Radon-Nikodym Derivative for paths of stochastic process

Question

I am currently trying to understand this paper https://arxiv.org/pdf/1505.07612.pdf and have problems understanding lemma 3.1. We have a stochastic Process given by \begin{equation} dX_t=rh_t(X) 1_{ \{\theta \leq t\} }dt+\sigma \sqrt{h_t(X)}dW_t \end{equation} where $\theta$ is a Random Variable and $W$ a Brownian motion.

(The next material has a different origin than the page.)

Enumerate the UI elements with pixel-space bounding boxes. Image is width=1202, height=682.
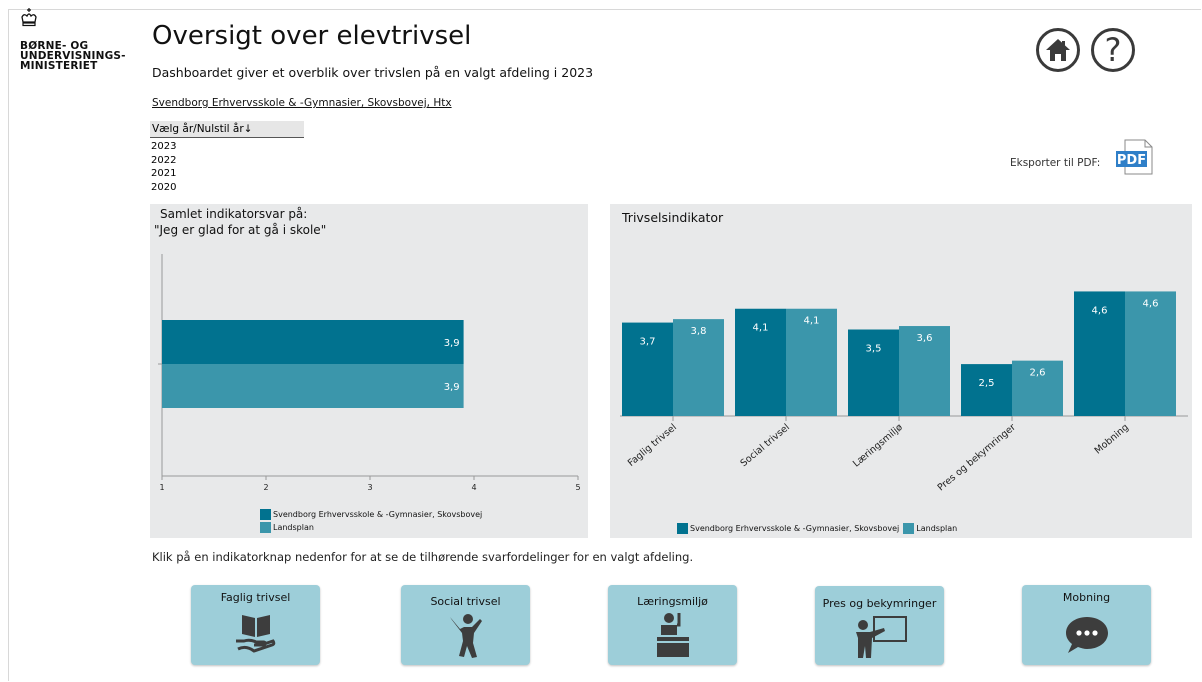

Let \begin{equation} \begin{split} \mu_{u,t}(A)&=P\left(X|_{[0,t]}\in A|\theta = u \right)& \quad \mu_{t}(A)&=P\left(X|_{[0,t]}\in A\right) \end{split} \end{equation} for $A\in \mathcal{B}\left( C\left([0,t],\mathbb{R}\right)\right)$. Then the lemma states that the Radon-Nikodym Derivative of $\mu_{u,t}$ w.r.t $\mu_{t,t}$ is given by \begin{equation} \frac{d\mu_{u,t}}{d\mu_{t,t}}=\exp\left(\int_{u}^{t}\frac{r}{\sigma^2}dX_s-\frac{1}{2}\int_{u}^{t}\frac{r^2}{\sigma^2}h_s\left(X\right)ds\right) \end{equation} The lemma therefore says: \begin{equation} \mu_{u,t}(A)=\int_{A}\frac{d\mu_{u,t}}{d\mu_{t,t}}(z)d\mu_{t,t}(z) \end{equation} Right ? My Problem with this is that $\frac{d\mu_{u,t}}{d\mu_{t,t}}$ is a random variable i.e. $\frac{d\mu_{u,t}}{d\mu_{t,t}}:\Omega \rightarrow \mathbb{R}$. But $\mu_{u,t}$ and $\mu_{t,t}$ are measures on $\mathcal{B}\left( C\left([0,t],\mathbb{R}\right)\right)$. So they are acting on different spaces. How does this then make sense ? I have already read the proof, but I don't understand the last step where this happens. I would be very grateful if someone could clear up my confusion.